2.1.3. L’émotion et le lecteur réel.

Il existe donc tout un mécanisme d'écriture visant à faire apparaître l'émotion chez le lecteur. De manière générale, tout roman, par son sujet, par ses thèmes, réfère fondamentalement à une des situations émotionnelles de base : il décrit séparation, perte, deuil, situation universellement reliée à la tristesse ; il met en scène des rêves d'enfant, des attentes déçues par la vie ou alors fait référence aux grandes peurs de l'individu comme la peur de la mort, les angoisses existentielles. Ce type de description peut favoriser l’empathie, mais sans l’impliquer - l’emploi du terme présupposerait une mécanique de causalité.

En fait, l’émotion du lecteur réel est favorisée par plusieurs mécanismes. Ainsi, la recherche d’empathie repose essentiellement sur la tentative de favoriser un mécanisme de « projection » chez le lecteur et sur le mécanisme de « catharsis ». L’oeuvre peut alors émouvoir le lecteur dans la mesure où elle touche chez lui quelque chose de profond, en renvoyant à une des situations qui pour lui, et de manière tout à fait inconsciente, est à la base de ses émotions personnelles, c’est-à-dire parce qu’elle renvoie au pathos. La « catharsis » peut en fait s’opérer dans la réprésentation émotionnelle parce l’oeuvre d’art (théâtre, cinéma, mais aussi roman et chanson) procède à l’allongement d’un moment qui, dans la vie, est très court et souvent totalement non maîtrisé. L’artiste offre alors la possibilité à son allocutaire d’analyser les causes, les conséquences, les manifestations, et donc ainsi de maîtriser ce qui dans la vie reste du domaine de l’incontrôlé.

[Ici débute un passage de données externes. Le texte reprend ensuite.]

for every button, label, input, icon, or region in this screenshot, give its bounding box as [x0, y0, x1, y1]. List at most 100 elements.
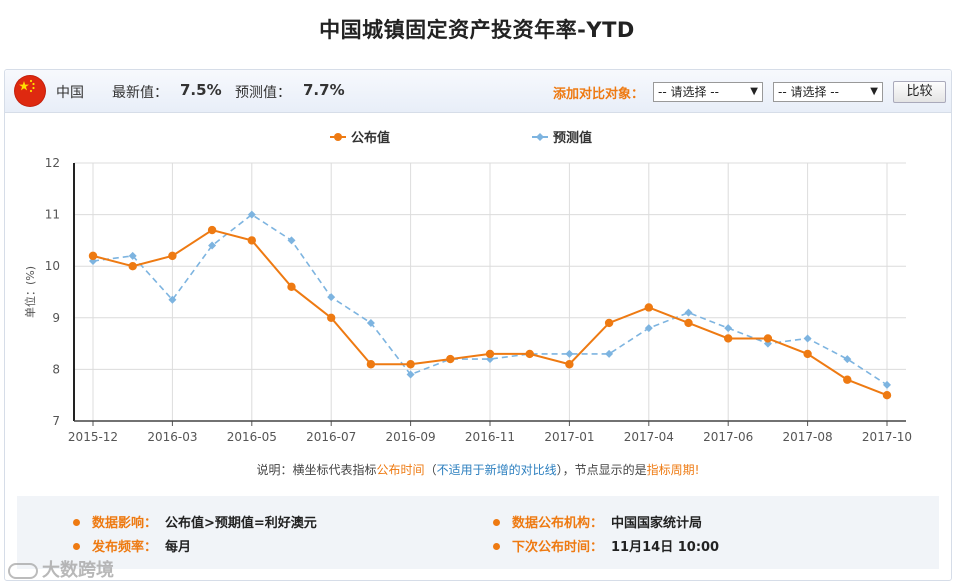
published-point [763, 334, 773, 343]
published-point [882, 391, 892, 400]
published-point [88, 251, 98, 261]
compare-select-1-value: -- 请选择 -- [658, 85, 719, 99]
published-point [843, 375, 852, 384]
x-tick-label: 2017-06 [703, 430, 753, 444]
note-paren-close: ） [556, 463, 563, 477]
compare-select-2[interactable]: -- 请选择 -- ▼ [773, 82, 883, 102]
note-publish-time: 公布时间 [376, 463, 425, 477]
x-tick-label: 2016-03 [147, 430, 197, 444]
legend-marker-circle [334, 133, 342, 141]
published-point [366, 360, 376, 369]
forecast-point [883, 380, 891, 389]
forecast-point [89, 257, 97, 266]
published-point [565, 360, 574, 369]
y-axis-label: 单位：(%) [23, 266, 37, 318]
panel-header: 中国 最新值： 7.5% 预测值： 7.7% 添加对比对象： -- 请选择 --… [5, 70, 951, 113]
page-title: 中国城镇固定资产投资年率-YTD [319, 18, 635, 42]
chart-note: 说明：横坐标代表指标公布时间（不适用于新增的对比线），节点显示的是指标周期! [5, 461, 951, 478]
impact-label: 数据影响： [92, 516, 158, 531]
agency-value: 中国国家统计局 [611, 516, 703, 531]
published-point [128, 262, 137, 271]
forecast-point [247, 210, 256, 219]
published-point [287, 282, 296, 292]
published-point [207, 225, 217, 235]
latest-value: 7.5% [180, 81, 222, 99]
published-point [327, 313, 336, 322]
bullet-icon [493, 543, 500, 550]
published-point [406, 360, 415, 369]
y-tick-label: 9 [52, 311, 60, 325]
x-tick-label: 2017-04 [624, 430, 674, 444]
x-tick-label: 2017-01 [544, 430, 594, 444]
x-tick-label: 2017-10 [862, 430, 912, 444]
legend-forecast: 预测值 [553, 130, 592, 146]
forecast-point [843, 355, 852, 364]
forecast-series-line [92, 213, 888, 386]
compare-select-2-value: -- 请选择 -- [778, 85, 839, 99]
latest-value-label: 最新值： [112, 85, 168, 101]
forecast-point [605, 349, 614, 358]
indicator-panel: 中国 最新值： 7.5% 预测值： 7.7% 添加对比对象： -- 请选择 --… [4, 69, 952, 581]
impact-value: 公布值>预期值=利好澳元 [165, 516, 317, 531]
published-point [485, 349, 495, 359]
x-tick-label: 2017-08 [783, 430, 833, 444]
frequency-value: 每月 [165, 540, 192, 555]
forecast-point [565, 349, 574, 358]
note-not-applicable: 不适用于新增的对比线 [436, 463, 557, 477]
forecast-point [287, 236, 296, 245]
info-frequency: 发布频率： 每月 [73, 536, 191, 555]
y-tick-label: 7 [52, 414, 60, 428]
watermark: 大数跨境 [8, 556, 114, 582]
line-chart: 7 8 9 10 11 12 2015-12 2016-03 2016-05 2016-07 201… [23, 130, 912, 444]
note-prefix: 说明：横坐标代表指标 [256, 463, 377, 477]
info-box: 数据影响： 公布值>预期值=利好澳元 数据公布机构： 中国国家统计局 发布频率： 每月… [17, 496, 939, 569]
forecast-point [327, 293, 336, 302]
watermark-text: 大数跨境 [42, 560, 114, 581]
y-tick-label: 12 [45, 156, 60, 170]
legend-published: 公布值 [351, 130, 390, 146]
forecast-point [406, 370, 415, 379]
forecast-point [644, 324, 653, 333]
dropdown-arrow-icon: ▼ [750, 86, 758, 97]
published-point [644, 303, 653, 312]
y-tick-label: 11 [45, 208, 60, 222]
china-flag-icon [15, 76, 45, 106]
forecast-point [366, 318, 375, 327]
bullet-icon [73, 543, 80, 550]
watermark-logo-icon [8, 563, 38, 579]
compare-select-1[interactable]: -- 请选择 -- ▼ [653, 82, 763, 102]
y-tick-label: 8 [52, 362, 60, 376]
agency-label: 数据公布机构： [512, 516, 604, 531]
bullet-icon [493, 519, 500, 526]
published-point [525, 349, 534, 359]
x-tick-label: 2016-05 [227, 430, 277, 444]
published-point [604, 318, 614, 328]
x-tick-label: 2016-07 [306, 430, 356, 444]
country-name: 中国 [56, 85, 84, 101]
published-point [803, 349, 812, 359]
forecast-point [208, 241, 217, 250]
forecast-point [168, 295, 177, 304]
forecast-point [128, 251, 137, 260]
dropdown-arrow-icon: ▼ [870, 86, 878, 97]
compare-button[interactable]: 比较 [893, 81, 946, 103]
note-paren-open: （ [424, 463, 437, 477]
forecast-point [724, 324, 733, 333]
published-point [724, 334, 733, 343]
bullet-icon [73, 519, 80, 526]
info-impact: 数据影响： 公布值>预期值=利好澳元 [73, 512, 317, 531]
x-tick-label: 2016-09 [386, 430, 436, 444]
forecast-value: 7.7% [303, 81, 345, 99]
info-agency: 数据公布机构： 中国国家统计局 [493, 512, 702, 531]
legend-marker-diamond [536, 133, 544, 141]
next-release-value: 11月14日 10:00 [611, 540, 720, 555]
y-tick-label: 10 [45, 259, 60, 273]
note-period: 指标周期 [646, 463, 695, 477]
forecast-value-label: 预测值： [235, 85, 291, 101]
forecast-point [684, 308, 693, 317]
x-tick-label: 2015-12 [68, 430, 118, 444]
next-release-label: 下次公布时间： [512, 540, 604, 555]
note-suffix: ! [694, 463, 700, 477]
published-point [684, 318, 693, 328]
published-point [168, 251, 177, 261]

Mais même si c’est souvent le cas, l’empathie n’est pas toujours recherchée. Le texte peut tenter de générer chez le lecteur une émotion située à l’opposé de celle éprouvée par le personnage. Le mécanisme choisi sera alors « la mise à distance » qui peut être notamment provoquée en ridiculisant le personnage en proie à une émotion dysphorique et déclencher ainsi sinon le rire du lecteur du moins son sourire.

Parfois aussi, le texte romanesque peut chercher à provoquer chez le lecteur réel une émotion beaucoup plus reliée au rationnel. Un plaisir plus intellectuel est alors suscité : le lecteur savoure l’argumentation faite par un personnage, une analyse de la société, une érudition, la distance ironique du narrateur.

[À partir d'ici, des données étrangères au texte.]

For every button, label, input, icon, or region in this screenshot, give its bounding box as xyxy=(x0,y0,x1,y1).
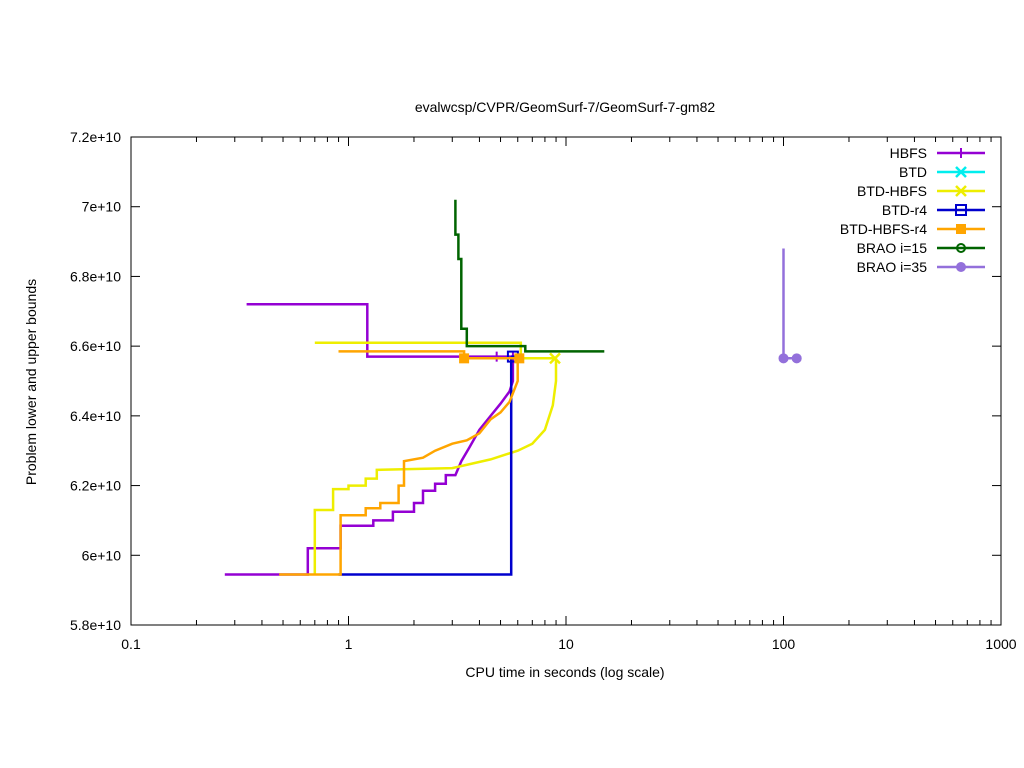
series-line-upper-hbfs xyxy=(246,303,513,358)
series-brao-i-35 xyxy=(778,248,802,364)
series-btd-r4 xyxy=(338,350,519,576)
plot-series xyxy=(224,199,802,576)
y-tick-label: 5.8e+10 xyxy=(70,617,121,633)
legend-label: BTD-r4 xyxy=(882,202,927,218)
legend-swatch-marker xyxy=(955,185,967,197)
y-tick-label: 6.8e+10 xyxy=(70,268,121,284)
legend-swatch-marker xyxy=(955,166,967,178)
series-btd-hbfs xyxy=(313,341,561,575)
plot-frame xyxy=(130,136,1002,626)
data-point-btd-hbfs-r4 xyxy=(514,353,525,364)
series-line-lower-btd-hbfs xyxy=(313,358,558,575)
legend-label: HBFS xyxy=(890,145,927,161)
legend-label: BTD-HBFS xyxy=(857,183,927,199)
data-point-btd-hbfs-r4 xyxy=(459,353,470,364)
legend-item-brao-i-15: BRAO i=15 xyxy=(857,240,985,256)
series-line-lower-hbfs xyxy=(224,356,515,576)
series-brao-i-15 xyxy=(454,199,605,353)
x-axis-label: CPU time in seconds (log scale) xyxy=(465,664,664,680)
y-tick-label: 7e+10 xyxy=(82,199,122,215)
series-line-lower-btd-r4 xyxy=(338,356,513,576)
legend-item-btd-hbfs: BTD-HBFS xyxy=(857,183,985,199)
data-point-brao-i-35 xyxy=(778,353,789,364)
y-tick-label: 6.2e+10 xyxy=(70,478,121,494)
legend-item-btd: BTD xyxy=(899,164,985,180)
x-tick-label: 100 xyxy=(772,636,796,652)
y-tick-label: 6.4e+10 xyxy=(70,408,121,424)
legend-item-brao-i-35: BRAO i=35 xyxy=(857,259,985,275)
y-tick-label: 6e+10 xyxy=(82,547,122,563)
legend-label: BTD xyxy=(899,164,927,180)
legend-label: BRAO i=15 xyxy=(857,240,928,256)
legend-swatch-marker xyxy=(956,262,966,272)
y-tick-label: 7.2e+10 xyxy=(70,129,121,145)
legend-item-btd-hbfs-r4: BTD-HBFS-r4 xyxy=(840,221,985,237)
axis-ticks: 0.1 1 10 100 1000 5.8e+10 6e+10 6.2e+10 6.4e+10 6… xyxy=(70,129,1017,652)
series-line-upper-brao-i-15 xyxy=(454,199,605,353)
legend-label: BRAO i=35 xyxy=(857,259,928,275)
series-btd-hbfs-r4 xyxy=(279,350,525,576)
legend-swatch-marker xyxy=(956,243,966,253)
x-tick-label: 0.1 xyxy=(121,636,141,652)
data-point-brao-i-35 xyxy=(791,353,802,364)
series-line-upper-brao-i-35 xyxy=(782,248,797,360)
series-line-upper-btd-hbfs xyxy=(314,341,556,360)
y-tick-label: 6.6e+10 xyxy=(70,338,121,354)
x-tick-label: 1 xyxy=(345,636,353,652)
y-axis-label: Problem lower and upper bounds xyxy=(23,279,39,485)
data-point-hbfs xyxy=(491,351,502,362)
legend-swatch-marker xyxy=(956,224,966,234)
x-tick-label: 1000 xyxy=(985,636,1016,652)
legend-label: BTD-HBFS-r4 xyxy=(840,221,927,237)
legend: HBFS BTD BTD-HBFS BTD-r4 BTD-HBFS-r4 BRAO i=1… xyxy=(840,145,985,275)
legend-item-btd-r4: BTD-r4 xyxy=(882,202,985,218)
legend-swatch-marker xyxy=(956,148,966,158)
data-point-btd-hbfs xyxy=(549,352,561,365)
chart-title: evalwcsp/CVPR/GeomSurf-7/GeomSurf-7-gm82 xyxy=(415,99,716,115)
series-hbfs xyxy=(224,303,518,576)
legend-item-hbfs: HBFS xyxy=(890,145,985,161)
series-line-lower-btd-hbfs-r4 xyxy=(279,358,519,576)
legend-swatch-marker xyxy=(955,204,967,216)
x-tick-label: 10 xyxy=(558,636,574,652)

L’oeuvre de Duras, nous l’avons vu, émeut ses lecteurs dans les deux sens du terme : elle met en action et trouble. Les témoignages, tant de ses lecteurs réels que des critiques (autre forme de lecteurs réels), sont nombreux à cet égard. La critique durassienne n’arrête pas de mettre en évidence le paradoxe émotionnel de son oeuvre qui se situe entre exaspération et fascination. Dans Lire Duras, Martin et Chazaud évoquent une fois de plus le fait :

‘Notre première réaction de lecteur pourrait donc être, comme à d’autres occasions et pour d’autres sorties de M. D. : ce qui m’énerve, c’est cette Duras-là. Ce qui m’énerve, c’est cet éloge de l’imprudence, de la jaculation ou de l’illumination dans tous les domaines ; Ce qui m’énerve, c’est ce débordement d’une écriture du dernier âge [...]. Ce qui m’énerve, c’est ce recyclage poétique d’une psychologie de bazar et d’époque [...] (Martin 2000 : 19).
Nul doute qu’avec celle de Duras un mot s’imposerait pour en cerner le pouvoir spécifique : la fascination. Impossible, en effet, de ne pas constater : l’oeuvre de Duras fascine (Chazaud 2000 : 32).’

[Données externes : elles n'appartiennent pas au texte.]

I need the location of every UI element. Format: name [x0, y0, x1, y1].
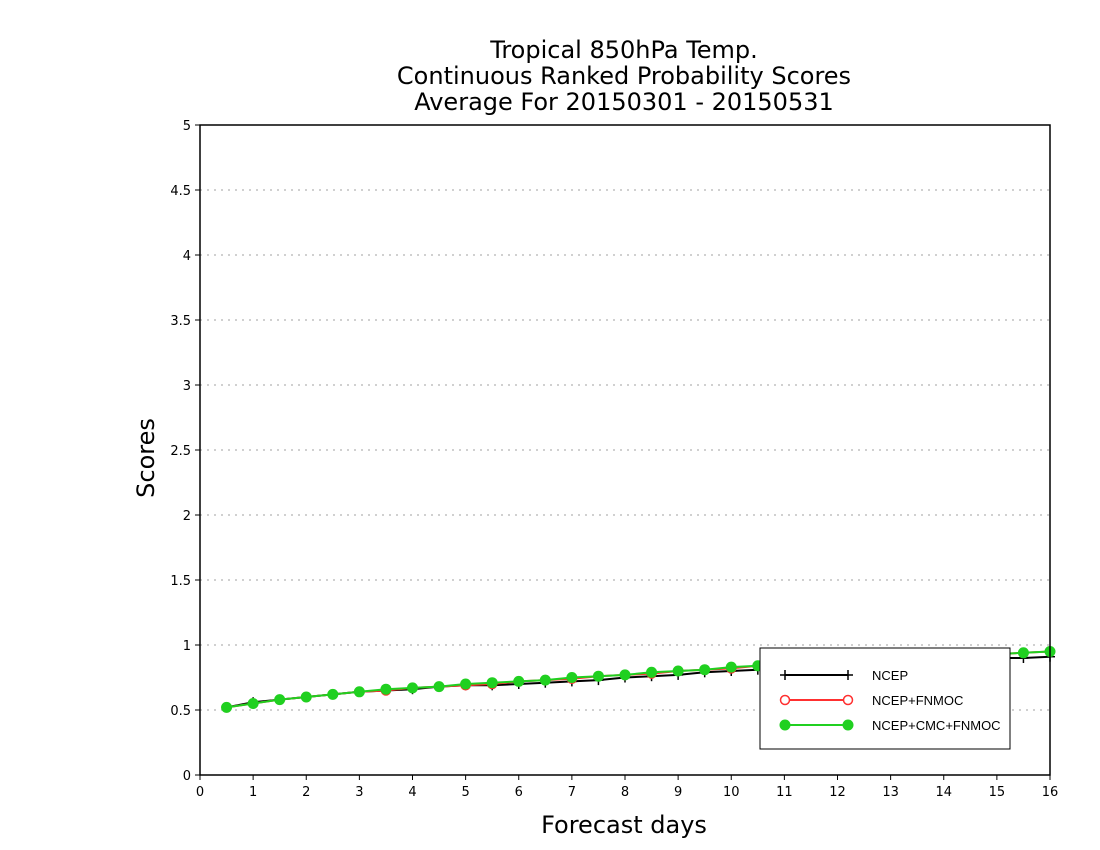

Dès lors, nous attarder plus longtemps sur cet aspect ne constituerait que répétitions bien inutiles. Comme le signale Charaudeau, l’analyse du discours ne peut objectivement prétendre analyser l’émotion réellement produite chez tel ou tel lecteur, elle ne peut prétendre qu’à l’analyse de l’émotion visée telle que le texte la programme à l’intention d’un lecteur qu’il inscrit dans sa structure et dans sa textualité mêmes. Nous allons donc maintenant analyser comment l’émotion peut être programmée dans le texte en tentant, autant que faire se peut, de clairement distinguer la représentation de l’émotion de sa production.